# Wenn sie schwört auf gute Butter?



## marcoszorrilla

Glaubst Du Deiner Mutter*,Wenn sie schwört auf gute Butter?

Quisiera saber si se trata de una expresión corriente y que traducción le correspondería.


*


----------



## kt_81

No es de ninguna manera una expresión corriente, es simplemente una frase de una canción. No la oí 'en vivo' nunca y estoy seguro que muchos alemanes tendrían cierta dificultad para comrenderla completamente.

Bien, ¿qué significa? ...
Para mí significa que siempre es mejor (y a veces es la sola posibilidad) que uno mismo sea capaz de formarse una idea de algo. La opinión de los otros (miembros de familia, amigos, etc.) puede ser importante y "la madre podría tener una idea de la mantequilla", pero siempre hay casos cuando uno mismo tiene que tomar sus propias decisiones.


----------



## heidita

Kt, eres muy joven. 

La expresión solo se entiende en el contexto alemán antiguo. Entre la gente mayor "comer margarina" era y es signo de pobreza y de decadencia. Entonces "jurar sobre mantequilla", no es que sea corriente, pero sí lo entiendo. Es jurar sobre algo importante, algo que es digno y tiene valor. 

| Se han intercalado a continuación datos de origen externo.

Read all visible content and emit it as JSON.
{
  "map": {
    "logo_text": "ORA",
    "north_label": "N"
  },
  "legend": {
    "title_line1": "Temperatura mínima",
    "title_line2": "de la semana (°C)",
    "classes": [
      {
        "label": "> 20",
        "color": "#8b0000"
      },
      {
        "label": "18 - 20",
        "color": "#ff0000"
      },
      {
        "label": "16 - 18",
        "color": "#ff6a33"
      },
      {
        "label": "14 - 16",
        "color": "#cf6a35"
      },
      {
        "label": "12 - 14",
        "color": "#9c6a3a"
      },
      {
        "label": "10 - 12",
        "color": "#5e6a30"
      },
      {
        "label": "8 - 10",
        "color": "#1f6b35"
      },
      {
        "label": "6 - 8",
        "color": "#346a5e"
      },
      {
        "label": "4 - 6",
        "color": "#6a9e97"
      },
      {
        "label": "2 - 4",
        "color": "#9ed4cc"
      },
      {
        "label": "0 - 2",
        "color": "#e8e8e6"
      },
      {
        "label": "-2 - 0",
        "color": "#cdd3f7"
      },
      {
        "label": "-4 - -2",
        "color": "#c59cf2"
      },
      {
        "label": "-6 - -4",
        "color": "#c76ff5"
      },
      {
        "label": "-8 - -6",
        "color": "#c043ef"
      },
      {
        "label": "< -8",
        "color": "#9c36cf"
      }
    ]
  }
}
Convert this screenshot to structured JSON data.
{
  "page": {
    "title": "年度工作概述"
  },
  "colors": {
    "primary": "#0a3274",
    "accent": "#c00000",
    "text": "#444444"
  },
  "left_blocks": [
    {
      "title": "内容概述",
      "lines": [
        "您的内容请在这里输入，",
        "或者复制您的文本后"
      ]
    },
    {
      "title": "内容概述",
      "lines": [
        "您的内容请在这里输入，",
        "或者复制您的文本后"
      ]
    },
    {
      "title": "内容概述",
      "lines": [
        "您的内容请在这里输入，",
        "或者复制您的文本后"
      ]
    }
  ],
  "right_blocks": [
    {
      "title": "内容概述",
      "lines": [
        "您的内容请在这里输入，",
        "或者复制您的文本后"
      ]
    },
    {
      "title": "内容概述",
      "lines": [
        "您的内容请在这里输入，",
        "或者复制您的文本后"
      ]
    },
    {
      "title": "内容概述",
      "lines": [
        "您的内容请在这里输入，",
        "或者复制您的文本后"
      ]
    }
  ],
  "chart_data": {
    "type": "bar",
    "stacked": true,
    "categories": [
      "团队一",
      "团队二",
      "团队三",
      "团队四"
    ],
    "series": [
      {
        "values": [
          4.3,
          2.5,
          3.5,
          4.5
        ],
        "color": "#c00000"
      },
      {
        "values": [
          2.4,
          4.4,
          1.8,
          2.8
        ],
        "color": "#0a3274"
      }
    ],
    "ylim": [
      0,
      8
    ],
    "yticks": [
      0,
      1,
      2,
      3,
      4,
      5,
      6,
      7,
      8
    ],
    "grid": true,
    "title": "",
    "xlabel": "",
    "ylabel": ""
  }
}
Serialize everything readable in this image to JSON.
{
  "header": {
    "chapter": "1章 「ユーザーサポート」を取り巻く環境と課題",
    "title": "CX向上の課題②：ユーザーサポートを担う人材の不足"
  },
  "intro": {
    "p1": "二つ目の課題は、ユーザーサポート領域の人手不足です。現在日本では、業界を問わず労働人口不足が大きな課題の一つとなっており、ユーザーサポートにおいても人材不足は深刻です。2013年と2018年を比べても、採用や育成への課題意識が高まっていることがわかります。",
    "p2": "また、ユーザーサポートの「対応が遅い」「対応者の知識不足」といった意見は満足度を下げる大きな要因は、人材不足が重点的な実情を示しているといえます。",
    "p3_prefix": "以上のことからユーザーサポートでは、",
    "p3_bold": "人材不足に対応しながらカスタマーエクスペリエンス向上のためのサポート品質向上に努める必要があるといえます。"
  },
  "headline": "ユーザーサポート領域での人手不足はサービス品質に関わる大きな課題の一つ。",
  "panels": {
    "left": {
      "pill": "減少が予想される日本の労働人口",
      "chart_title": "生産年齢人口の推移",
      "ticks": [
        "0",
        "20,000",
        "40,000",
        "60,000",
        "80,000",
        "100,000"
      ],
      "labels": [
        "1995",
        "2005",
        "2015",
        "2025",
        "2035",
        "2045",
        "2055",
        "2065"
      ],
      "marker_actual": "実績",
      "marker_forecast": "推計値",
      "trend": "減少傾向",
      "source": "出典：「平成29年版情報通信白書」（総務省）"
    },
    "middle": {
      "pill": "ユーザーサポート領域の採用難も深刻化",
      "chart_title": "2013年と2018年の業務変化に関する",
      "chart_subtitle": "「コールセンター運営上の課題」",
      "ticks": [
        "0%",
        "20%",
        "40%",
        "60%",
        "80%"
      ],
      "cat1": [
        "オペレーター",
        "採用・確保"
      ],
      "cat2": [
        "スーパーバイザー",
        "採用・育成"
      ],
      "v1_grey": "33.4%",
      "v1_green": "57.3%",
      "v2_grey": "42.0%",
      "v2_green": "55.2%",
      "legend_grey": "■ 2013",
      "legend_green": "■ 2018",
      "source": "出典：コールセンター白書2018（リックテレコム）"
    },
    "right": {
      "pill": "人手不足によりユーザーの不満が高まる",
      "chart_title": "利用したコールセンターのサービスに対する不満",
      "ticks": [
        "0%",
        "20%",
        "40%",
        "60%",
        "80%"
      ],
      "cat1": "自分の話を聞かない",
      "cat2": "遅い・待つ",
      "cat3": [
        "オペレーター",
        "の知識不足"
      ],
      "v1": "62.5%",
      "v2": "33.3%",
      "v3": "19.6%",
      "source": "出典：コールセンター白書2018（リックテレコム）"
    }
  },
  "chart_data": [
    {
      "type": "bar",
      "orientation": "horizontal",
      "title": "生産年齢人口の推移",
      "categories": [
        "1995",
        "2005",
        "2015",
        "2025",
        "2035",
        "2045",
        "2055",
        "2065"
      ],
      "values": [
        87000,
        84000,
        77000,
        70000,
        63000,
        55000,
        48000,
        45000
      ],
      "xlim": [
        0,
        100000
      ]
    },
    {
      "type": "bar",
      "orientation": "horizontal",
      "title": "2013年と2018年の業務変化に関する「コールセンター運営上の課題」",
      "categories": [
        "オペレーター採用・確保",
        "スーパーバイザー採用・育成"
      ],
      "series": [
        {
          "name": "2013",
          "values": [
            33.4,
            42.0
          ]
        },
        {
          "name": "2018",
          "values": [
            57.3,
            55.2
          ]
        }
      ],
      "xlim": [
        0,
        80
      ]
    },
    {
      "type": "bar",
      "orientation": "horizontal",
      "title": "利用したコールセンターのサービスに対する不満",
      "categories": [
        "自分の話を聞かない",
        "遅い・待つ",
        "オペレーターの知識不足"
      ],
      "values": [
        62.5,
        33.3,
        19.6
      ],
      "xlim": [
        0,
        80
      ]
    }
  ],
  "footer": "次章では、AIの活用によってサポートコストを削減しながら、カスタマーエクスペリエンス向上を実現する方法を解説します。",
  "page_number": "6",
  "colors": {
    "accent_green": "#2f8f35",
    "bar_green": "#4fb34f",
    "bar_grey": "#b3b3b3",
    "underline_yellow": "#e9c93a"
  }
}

Por el otro lado también puede ser que en este caso se refiera a 

schwören auf = jurar que es lo mejor. 

Gute Butter siempre lo dice mi madre aún. No es que haya "schlechte Butter", ya que para un alemán mayor la mantequilla siempre es buena. 

Claro, en el contexto de una canción no se sabe. ¿Tienes la letra?


----------



## marcoszorrilla

> Ganz und gar
> Glaubst du deine Mutter
> Wenn sie schwort auf gute Butter
> Und glaubst du deinen Vater,


El resto aquí: Link.


----------



## heidita

> Glaubst du deiner Mutter
> Wenn sie schwört auf gute Butter
> Und glaubst du deinem Vater,
> Der sein Leben nur gespart hat


 
Me parece que era lo que yo decía. Que la madre insiste que lo único bueno es Butter, nada de margarina, y el padre un rata, que no quiere comprarla porque hay que ahorrar. jejeje


----------



## kt_81

heidita said:


> Kt, eres muy joven.


 
 



> Entre la gente mayor "comer margarina" era y es signo de pobreza y de decadencia.


 
Bien, en el fondo, esto ya he sabido. Pero no me daba cuenta que lo podría estar relacionado con "schwören auf gute Butter". 

Pero en total, a juzgar por la letra, mi interpretación en parte parece correcta en este caso, no? Aunque los padres siempre tienen sus propios opiniones, los niños mismos deberían dirigir sus propias vidas o, como mínimo, pensar en hacerlo.


----------



## heidita

kt_81 said:


> Bien, en el fondo, esto ya lo sabía.  Pero no me daba cuenta que lo podría estar relacionado con "schwören auf gute Butter".
> 
> Pero, en total, a juzgar por la letra, mi interpretación en parte parece correcta en este caso, no? Aunque los padres siempre tienen sus propias opiniones, los hijos mismos deberían dirigir sus propias vidas o, como mínimo, pensar en hacerlo.


 
Lo último no lo he entendido Kt. Permíteme alguna corrección. 

Ya sé que en alemán siempre decimos Kind. De hecho mi madre aún dice, Kind, wo ist....


----------